Padilla exemplifies this well-established rule that entry of a guilty plea,
despite generic warnings from the court regarding the possible consequences
of the guilty plea, does not foreclose the defendant from demonstrating that
counsel’s ineffective advice regarding the deportation consequences of
conviction prejudiced the proceedings. See Padilla, 559 U.S. at 374 & n.15.
CONCLUSION
For these reasons, we conclude that a judge’s statement at the guilty plea
proceeding that deportation is “likely” is not dispositive of whether a petitioner
whose counsel failed to advise him regarding the immigration consequences of
his plea can demonstrate prejudice as a result therefrom. Batamula thus is
not foreclosed from challenging his guilty plea under Padilla solely because the
district court notified him that deportation following the service of his sentence
is “likely,” and the district court erred in holding to the contrary. The record
is currently insufficiently developed for us to apply the fact-intensive, totality
of the circumstances prejudice analysis 12 necessary to determine whether
Batamula is entitled to relief on his Sixth Amendment claim. We therefore
REVERSE and REMAND 13 for further proceedings consistent with this
opinion. 14
12 See, e.g., Sears v. Upton, 561 U.S. 945, 955 (2010) (“[T]he Strickland [prejudice]

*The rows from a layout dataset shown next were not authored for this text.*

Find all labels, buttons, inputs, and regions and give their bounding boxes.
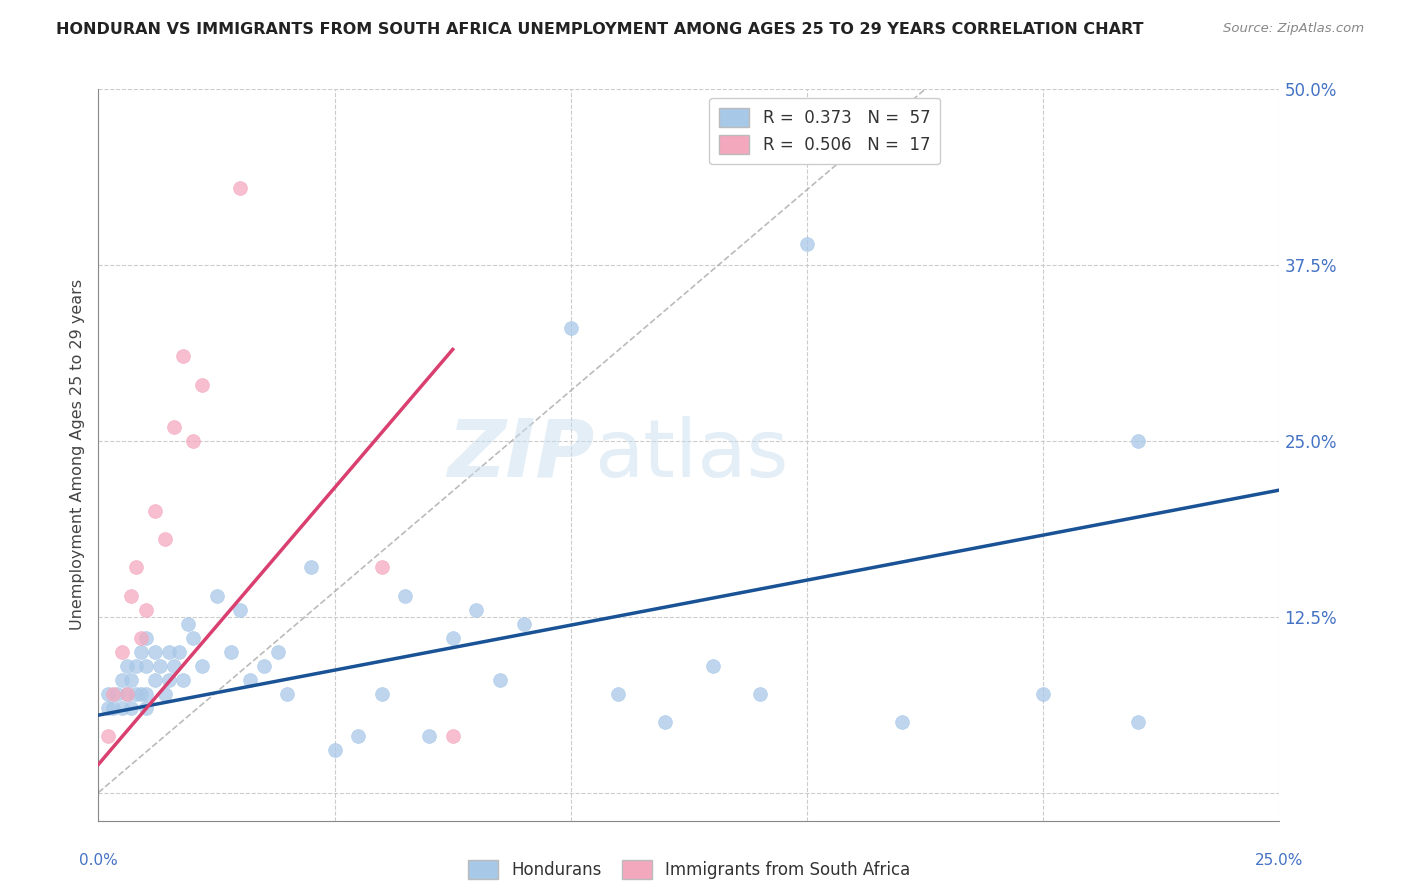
- Point: [143, 673, 166, 687]
- Point: [97, 701, 120, 715]
- Point: [105, 687, 128, 701]
- Text: Source: ZipAtlas.com: Source: ZipAtlas.com: [1223, 22, 1364, 36]
- Point: [181, 434, 204, 448]
- Point: [101, 701, 124, 715]
- Point: [125, 687, 148, 701]
- Text: 25.0%: 25.0%: [1256, 854, 1303, 868]
- Point: [371, 687, 394, 701]
- Point: [129, 687, 152, 701]
- Point: [267, 645, 290, 659]
- Point: [890, 715, 912, 730]
- Point: [347, 729, 370, 743]
- Point: [163, 419, 186, 434]
- Point: [1032, 687, 1054, 701]
- Point: [276, 687, 298, 701]
- Point: [157, 645, 180, 659]
- Point: [97, 687, 120, 701]
- Point: [157, 673, 180, 687]
- Point: [181, 631, 204, 645]
- Point: [253, 659, 276, 673]
- Point: [163, 659, 186, 673]
- Point: [121, 589, 143, 603]
- Point: [129, 631, 152, 645]
- Point: [135, 701, 157, 715]
- Point: [1126, 715, 1149, 730]
- Point: [149, 659, 172, 673]
- Point: [441, 729, 464, 743]
- Point: [125, 659, 148, 673]
- Point: [115, 687, 138, 701]
- Point: [177, 616, 200, 631]
- Point: [111, 645, 134, 659]
- Point: [153, 687, 176, 701]
- Text: ZIP: ZIP: [447, 416, 595, 494]
- Point: [125, 560, 148, 574]
- Point: [97, 729, 120, 743]
- Point: [111, 673, 134, 687]
- Point: [229, 602, 252, 616]
- Point: [101, 687, 124, 701]
- Text: HONDURAN VS IMMIGRANTS FROM SOUTH AFRICA UNEMPLOYMENT AMONG AGES 25 TO 29 YEARS : HONDURAN VS IMMIGRANTS FROM SOUTH AFRICA…: [56, 22, 1143, 37]
- Point: [172, 350, 194, 364]
- Point: [465, 602, 488, 616]
- Point: [143, 504, 166, 518]
- Point: [167, 645, 190, 659]
- Point: [323, 743, 346, 757]
- Point: [489, 673, 512, 687]
- Point: [560, 321, 582, 335]
- Point: [129, 645, 152, 659]
- Point: [115, 687, 138, 701]
- Point: [205, 589, 228, 603]
- Point: [191, 659, 214, 673]
- Point: [111, 701, 134, 715]
- Point: [371, 560, 394, 574]
- Point: [607, 687, 630, 701]
- Point: [1126, 434, 1149, 448]
- Point: [121, 701, 143, 715]
- Point: [748, 687, 770, 701]
- Point: [135, 659, 157, 673]
- Point: [135, 602, 157, 616]
- Point: [115, 659, 138, 673]
- Point: [135, 631, 157, 645]
- Point: [239, 673, 262, 687]
- Point: [796, 236, 818, 251]
- Point: [299, 560, 322, 574]
- Point: [229, 180, 252, 194]
- Point: [418, 729, 440, 743]
- Y-axis label: Unemployment Among Ages 25 to 29 years: Unemployment Among Ages 25 to 29 years: [69, 279, 84, 631]
- Text: 0.0%: 0.0%: [79, 854, 118, 868]
- Point: [121, 673, 143, 687]
- Point: [394, 589, 416, 603]
- Point: [654, 715, 676, 730]
- Legend: Hondurans, Immigrants from South Africa: Hondurans, Immigrants from South Africa: [461, 853, 917, 886]
- Point: [512, 616, 534, 631]
- Point: [702, 659, 724, 673]
- Point: [143, 645, 166, 659]
- Point: [153, 533, 176, 547]
- Text: atlas: atlas: [595, 416, 789, 494]
- Point: [441, 631, 464, 645]
- Point: [135, 687, 157, 701]
- Point: [219, 645, 242, 659]
- Point: [172, 673, 194, 687]
- Point: [191, 377, 214, 392]
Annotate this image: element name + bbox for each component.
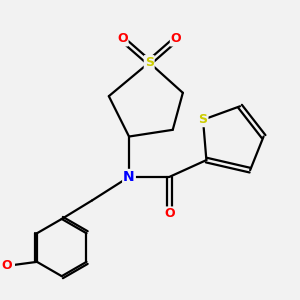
Text: S: S [199, 113, 208, 126]
Text: S: S [145, 56, 154, 69]
Text: O: O [2, 259, 12, 272]
Text: O: O [171, 32, 182, 46]
Text: N: N [123, 170, 135, 184]
Text: O: O [117, 32, 128, 46]
Text: O: O [164, 207, 175, 220]
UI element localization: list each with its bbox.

inquiry requires [a] probing and fact-specific analysis . . . .”); see also Kayode, 777 F.3d at 725.
13 All other pending motions are DENIED AS MOOT.
14 On remand, the district court must determine what further proceedings are
necessary—an issue we need not reach today. We note that an evidentiary hearing will be
required on remand “[u]nless the motion and the files and records of the case conclusively
show that the prisoner is entitled to no relief.” 28 U.S.C. § 2255(b); see United States v. Reed,
719 F.3d 369, 373 (5th Cir. 2013); Friedman v. United States, 588 F.2d 1010, 1015 (5th Cir.
1979) (per curiam); Reagor v. United States, 488 F.2d 515, 517 (5th Cir. 1976) (“Contested
fact issues in § 2255 cases must be decided on the basis of evidentiary hearings . . . .”); see
also Machibroda v. United States, 368 U.S. 487, 494 (1962).